JonathanReeve / data-ethics-literature-review

An automated survey of literature and curricula surrounding ethics in data science. WIP.
http://data-ethics.tech
GNU General Public License v3.0
1 stars 1 forks source link

Retrieve the full text of each article / paper / book #14

Open JonathanReeve opened 3 years ago

JonathanReeve commented 3 years ago

To the extent that it's possible, let's try to retrieve the full text of each article, paper, or book. This will allow us to do varieties of text analysis on the full text.

We should make sure that each file is named in a regular way (probably according to their Zotero IDs, as seen in the readings/ directory).

We shouldn't check in the full text of everything into GitHub, though, so let's figure out a way to share this using Google Drive or equivalent.

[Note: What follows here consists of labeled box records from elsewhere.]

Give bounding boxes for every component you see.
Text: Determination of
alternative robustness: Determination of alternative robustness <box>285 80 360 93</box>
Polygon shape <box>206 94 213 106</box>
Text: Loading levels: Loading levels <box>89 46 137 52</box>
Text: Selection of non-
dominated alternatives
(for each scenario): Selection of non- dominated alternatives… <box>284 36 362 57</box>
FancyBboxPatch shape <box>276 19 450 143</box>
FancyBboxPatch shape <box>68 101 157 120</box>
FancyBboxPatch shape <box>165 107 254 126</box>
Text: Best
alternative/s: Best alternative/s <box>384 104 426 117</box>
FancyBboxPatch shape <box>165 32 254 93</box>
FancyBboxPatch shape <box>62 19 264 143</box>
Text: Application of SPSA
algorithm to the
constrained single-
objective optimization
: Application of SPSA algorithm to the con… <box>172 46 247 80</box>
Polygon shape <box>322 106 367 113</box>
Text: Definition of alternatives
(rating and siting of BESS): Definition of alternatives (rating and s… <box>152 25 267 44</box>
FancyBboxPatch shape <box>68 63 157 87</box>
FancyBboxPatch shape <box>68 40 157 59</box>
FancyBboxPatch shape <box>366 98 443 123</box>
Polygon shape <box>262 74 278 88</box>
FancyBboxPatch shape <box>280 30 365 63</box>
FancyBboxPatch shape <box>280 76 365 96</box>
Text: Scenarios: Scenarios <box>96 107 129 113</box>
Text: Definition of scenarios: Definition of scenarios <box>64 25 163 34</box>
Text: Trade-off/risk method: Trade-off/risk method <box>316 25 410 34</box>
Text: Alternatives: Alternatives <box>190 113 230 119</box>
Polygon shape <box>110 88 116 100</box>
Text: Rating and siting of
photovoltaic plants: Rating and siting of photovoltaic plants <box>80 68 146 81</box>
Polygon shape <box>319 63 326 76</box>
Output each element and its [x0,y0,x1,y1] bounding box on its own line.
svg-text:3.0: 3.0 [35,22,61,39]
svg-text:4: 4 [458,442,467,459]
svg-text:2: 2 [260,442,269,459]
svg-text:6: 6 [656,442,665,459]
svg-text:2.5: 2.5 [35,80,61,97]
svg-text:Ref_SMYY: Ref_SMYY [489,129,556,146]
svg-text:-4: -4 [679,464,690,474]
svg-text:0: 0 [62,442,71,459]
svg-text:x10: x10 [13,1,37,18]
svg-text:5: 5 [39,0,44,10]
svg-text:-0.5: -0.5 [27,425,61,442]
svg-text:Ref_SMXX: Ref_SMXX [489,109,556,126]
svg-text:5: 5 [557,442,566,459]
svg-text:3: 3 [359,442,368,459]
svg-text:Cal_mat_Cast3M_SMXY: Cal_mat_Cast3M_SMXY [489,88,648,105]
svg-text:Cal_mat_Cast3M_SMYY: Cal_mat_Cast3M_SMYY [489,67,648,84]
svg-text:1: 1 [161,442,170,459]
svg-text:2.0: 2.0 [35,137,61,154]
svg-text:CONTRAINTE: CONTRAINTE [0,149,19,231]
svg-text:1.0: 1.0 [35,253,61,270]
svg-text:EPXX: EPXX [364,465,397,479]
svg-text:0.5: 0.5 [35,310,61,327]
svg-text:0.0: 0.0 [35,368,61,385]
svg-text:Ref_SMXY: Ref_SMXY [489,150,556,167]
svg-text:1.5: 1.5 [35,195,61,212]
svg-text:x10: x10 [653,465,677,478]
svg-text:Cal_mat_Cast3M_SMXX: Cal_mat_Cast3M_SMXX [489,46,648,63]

xiaoshuaicui commented 3 years ago

I will try to work on this issue

JonathanReeve commented 3 years ago

Great! I imagine this could be a separate script, like enhanceGraph.py, but which goes through the graph, looking for texts, and then:

For articles:

  1. If it already has an Arxiv id, go to the Arxiv and download a copy there.
  2. If it doesn't have an Arxiv id, but it might, query Arxiv for similar-looking articles
  3. If it can't be found on the Arxiv, maybe try to get it by querying Google Scholar
  4. Maybe try the same with SciHub?
  5. Once the full text is retrieved, rename it according to the ID we have in the bibliography, and save it to papers/.
JonathanReeve commented 3 years ago

@xiaoshuaicui, I know you've left the project, but did you make any progress on this issue over those two weeks? No problem if not, but if you did, it'd be great if you could add your code to the repo.